Researchers have created a unique fabrication method for electrodes, baking carbon at high temperatures and in the process changing the material’s makeup to enable new applications. The research was backed by the Center for Sensorimotor Neural Engineering (CSNE), an NSF-funded Engineering Research Center (ERC) with headquarters at the University of Washington.

Impact/benefits: 

The process has produced a glassy carbon that, for one, might be used in implantable electrodes that are less subject to corrosion and the scarring response from surrounding tissue. The material could extend the use of electrodes planted under the skull and on the surface of the brain, often used to monitor neural signals—including for epilepsy patients being considered for surgery to control seizures.

Explanation/Background: 

The buildup of scar tissue limits the use of existing electrodes, typically made from metals like platinum and gold, to about eight weeks. The scar tissue blocks signals that researchers monitor to understand brain function and malfunction. Researchers at San Diego State University (SDSU), a member of CSNE, have developed the glassy carbon material and mounted it on a flexible base. The team is also developing ways to wirelessly clean corrosion off the carbon devices, further extending their usefulness as implants.

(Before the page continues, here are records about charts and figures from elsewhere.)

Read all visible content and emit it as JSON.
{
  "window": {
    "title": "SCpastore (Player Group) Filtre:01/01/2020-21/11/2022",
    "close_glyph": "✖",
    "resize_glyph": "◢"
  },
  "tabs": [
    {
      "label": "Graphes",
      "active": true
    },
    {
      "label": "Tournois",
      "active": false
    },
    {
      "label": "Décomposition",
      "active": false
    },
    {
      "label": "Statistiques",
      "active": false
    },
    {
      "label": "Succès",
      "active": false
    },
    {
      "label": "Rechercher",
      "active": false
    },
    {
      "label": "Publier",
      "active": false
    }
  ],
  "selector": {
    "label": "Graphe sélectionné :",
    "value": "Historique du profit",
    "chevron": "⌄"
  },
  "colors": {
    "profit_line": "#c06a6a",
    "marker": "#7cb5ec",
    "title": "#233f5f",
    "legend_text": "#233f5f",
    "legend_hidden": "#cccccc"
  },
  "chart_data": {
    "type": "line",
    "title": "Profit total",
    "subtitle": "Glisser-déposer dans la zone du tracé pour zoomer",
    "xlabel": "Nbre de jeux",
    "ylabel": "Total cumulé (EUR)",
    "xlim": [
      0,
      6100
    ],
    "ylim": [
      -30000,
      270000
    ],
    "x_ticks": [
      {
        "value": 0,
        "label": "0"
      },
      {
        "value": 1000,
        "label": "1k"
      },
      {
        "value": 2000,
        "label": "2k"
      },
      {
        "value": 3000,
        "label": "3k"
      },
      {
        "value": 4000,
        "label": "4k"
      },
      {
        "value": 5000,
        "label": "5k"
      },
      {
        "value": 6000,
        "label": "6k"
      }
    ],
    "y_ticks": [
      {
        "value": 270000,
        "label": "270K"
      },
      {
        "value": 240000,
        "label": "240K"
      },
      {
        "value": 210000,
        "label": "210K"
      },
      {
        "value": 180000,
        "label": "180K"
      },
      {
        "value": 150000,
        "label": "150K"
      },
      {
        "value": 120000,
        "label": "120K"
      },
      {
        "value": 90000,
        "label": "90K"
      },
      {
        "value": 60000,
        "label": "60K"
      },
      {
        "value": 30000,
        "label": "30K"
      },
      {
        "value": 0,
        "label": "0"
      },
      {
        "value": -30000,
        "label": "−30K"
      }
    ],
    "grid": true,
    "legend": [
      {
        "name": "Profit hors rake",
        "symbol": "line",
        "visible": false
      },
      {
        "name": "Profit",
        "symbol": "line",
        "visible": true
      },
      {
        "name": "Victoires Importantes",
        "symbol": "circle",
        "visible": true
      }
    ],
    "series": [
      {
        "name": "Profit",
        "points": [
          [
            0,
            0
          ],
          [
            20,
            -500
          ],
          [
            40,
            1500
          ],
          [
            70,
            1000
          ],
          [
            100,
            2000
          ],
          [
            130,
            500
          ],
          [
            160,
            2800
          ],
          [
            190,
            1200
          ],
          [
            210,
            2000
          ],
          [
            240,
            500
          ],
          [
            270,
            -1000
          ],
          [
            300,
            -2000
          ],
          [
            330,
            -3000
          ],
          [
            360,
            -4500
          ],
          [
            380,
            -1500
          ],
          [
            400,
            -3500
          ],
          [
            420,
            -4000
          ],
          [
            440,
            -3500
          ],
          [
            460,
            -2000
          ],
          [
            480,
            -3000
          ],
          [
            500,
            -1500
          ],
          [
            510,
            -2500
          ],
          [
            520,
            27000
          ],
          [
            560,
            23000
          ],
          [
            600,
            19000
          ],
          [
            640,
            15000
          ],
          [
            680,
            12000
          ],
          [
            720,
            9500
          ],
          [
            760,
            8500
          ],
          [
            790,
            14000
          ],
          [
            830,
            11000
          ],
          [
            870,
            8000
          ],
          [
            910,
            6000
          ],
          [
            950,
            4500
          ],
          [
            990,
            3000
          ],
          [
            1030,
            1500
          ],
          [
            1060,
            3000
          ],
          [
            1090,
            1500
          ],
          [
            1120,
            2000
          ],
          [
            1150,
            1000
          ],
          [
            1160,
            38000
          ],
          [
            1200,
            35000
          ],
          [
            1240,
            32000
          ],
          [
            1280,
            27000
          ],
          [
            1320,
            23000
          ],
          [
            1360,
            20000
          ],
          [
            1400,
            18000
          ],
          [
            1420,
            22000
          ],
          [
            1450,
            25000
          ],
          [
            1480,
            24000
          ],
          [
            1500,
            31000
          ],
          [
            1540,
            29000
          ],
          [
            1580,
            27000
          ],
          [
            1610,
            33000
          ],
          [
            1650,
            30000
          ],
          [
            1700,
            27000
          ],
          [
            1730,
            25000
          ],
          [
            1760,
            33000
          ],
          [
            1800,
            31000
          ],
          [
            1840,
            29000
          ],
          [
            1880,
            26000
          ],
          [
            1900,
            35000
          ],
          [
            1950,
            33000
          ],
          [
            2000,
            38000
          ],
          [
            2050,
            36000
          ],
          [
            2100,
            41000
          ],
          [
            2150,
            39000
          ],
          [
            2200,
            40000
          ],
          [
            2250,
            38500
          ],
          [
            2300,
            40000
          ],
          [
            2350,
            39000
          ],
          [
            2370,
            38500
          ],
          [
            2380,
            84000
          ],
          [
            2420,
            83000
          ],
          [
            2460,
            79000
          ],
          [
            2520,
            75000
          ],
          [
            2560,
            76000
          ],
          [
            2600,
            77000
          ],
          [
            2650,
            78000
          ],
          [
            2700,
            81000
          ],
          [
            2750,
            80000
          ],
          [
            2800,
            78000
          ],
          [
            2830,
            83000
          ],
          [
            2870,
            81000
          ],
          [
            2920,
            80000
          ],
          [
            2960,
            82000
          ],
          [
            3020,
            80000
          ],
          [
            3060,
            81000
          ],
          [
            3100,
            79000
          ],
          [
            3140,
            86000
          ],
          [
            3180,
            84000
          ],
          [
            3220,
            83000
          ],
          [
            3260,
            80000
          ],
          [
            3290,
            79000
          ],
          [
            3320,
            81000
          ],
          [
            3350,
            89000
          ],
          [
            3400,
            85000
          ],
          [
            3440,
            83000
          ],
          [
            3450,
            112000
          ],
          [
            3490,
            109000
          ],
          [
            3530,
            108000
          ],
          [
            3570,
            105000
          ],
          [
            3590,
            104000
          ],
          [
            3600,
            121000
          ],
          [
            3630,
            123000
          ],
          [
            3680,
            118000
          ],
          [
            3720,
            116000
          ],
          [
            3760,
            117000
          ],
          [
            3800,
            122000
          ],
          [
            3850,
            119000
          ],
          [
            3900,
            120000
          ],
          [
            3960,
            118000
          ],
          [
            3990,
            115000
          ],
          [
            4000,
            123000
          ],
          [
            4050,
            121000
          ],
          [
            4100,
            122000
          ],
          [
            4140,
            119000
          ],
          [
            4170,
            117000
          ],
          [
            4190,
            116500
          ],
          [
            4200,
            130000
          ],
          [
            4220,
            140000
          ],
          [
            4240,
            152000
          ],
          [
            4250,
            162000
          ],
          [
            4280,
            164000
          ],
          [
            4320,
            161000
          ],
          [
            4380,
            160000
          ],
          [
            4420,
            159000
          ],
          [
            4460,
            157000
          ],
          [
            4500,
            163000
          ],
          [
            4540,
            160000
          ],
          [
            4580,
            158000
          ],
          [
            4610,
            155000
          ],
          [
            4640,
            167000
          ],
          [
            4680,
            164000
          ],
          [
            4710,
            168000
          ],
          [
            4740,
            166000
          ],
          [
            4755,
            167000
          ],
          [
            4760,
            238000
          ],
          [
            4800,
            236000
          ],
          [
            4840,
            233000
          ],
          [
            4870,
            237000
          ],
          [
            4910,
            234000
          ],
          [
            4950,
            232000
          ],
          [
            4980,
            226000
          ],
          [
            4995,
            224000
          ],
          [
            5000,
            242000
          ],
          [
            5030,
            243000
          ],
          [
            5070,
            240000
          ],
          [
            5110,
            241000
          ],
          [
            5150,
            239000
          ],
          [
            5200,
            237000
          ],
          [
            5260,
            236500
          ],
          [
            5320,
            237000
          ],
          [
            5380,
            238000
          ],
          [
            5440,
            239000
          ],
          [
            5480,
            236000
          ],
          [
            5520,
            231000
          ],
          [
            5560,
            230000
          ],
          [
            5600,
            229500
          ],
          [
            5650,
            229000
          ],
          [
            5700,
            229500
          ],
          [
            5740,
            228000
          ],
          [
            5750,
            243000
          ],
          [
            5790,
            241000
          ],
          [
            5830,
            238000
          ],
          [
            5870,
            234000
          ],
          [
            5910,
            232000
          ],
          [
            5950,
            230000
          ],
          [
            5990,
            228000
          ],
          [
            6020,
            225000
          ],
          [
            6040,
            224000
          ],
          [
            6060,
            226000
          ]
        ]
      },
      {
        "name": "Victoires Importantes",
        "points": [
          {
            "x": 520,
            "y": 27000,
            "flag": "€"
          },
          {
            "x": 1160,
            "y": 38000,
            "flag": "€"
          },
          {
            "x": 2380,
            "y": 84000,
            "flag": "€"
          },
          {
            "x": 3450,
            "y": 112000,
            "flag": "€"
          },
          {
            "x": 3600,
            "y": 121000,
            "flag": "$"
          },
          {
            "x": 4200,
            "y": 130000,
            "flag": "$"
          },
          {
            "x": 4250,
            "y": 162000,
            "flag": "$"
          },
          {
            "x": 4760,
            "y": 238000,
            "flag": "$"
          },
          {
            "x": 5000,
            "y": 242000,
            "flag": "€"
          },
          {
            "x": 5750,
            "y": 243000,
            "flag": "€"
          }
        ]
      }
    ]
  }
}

The glassy carbon material shows promise as electrodes that can adapt to inevitable physiological changes in the body while not damaging the host tissue. The two characteristics are difficult to combine in conventional materials because the ability of a substance to undergo changes is often accompanied by the formation of side products that interact with surrounding tissue and eventually harm it.

Besides the treatment applications, the new electrodes can be used by CSNE researchers to help learn more about the brain signals active in everyday activities, such as raising an arm or shaking someone’s hand. SDSU researchers also are exploring the use of these devices in deep-brain stimulation, which is currently FDA-approved for Parkinson’s disease, essential tremor, dystonia, and Tourette’s syndrome.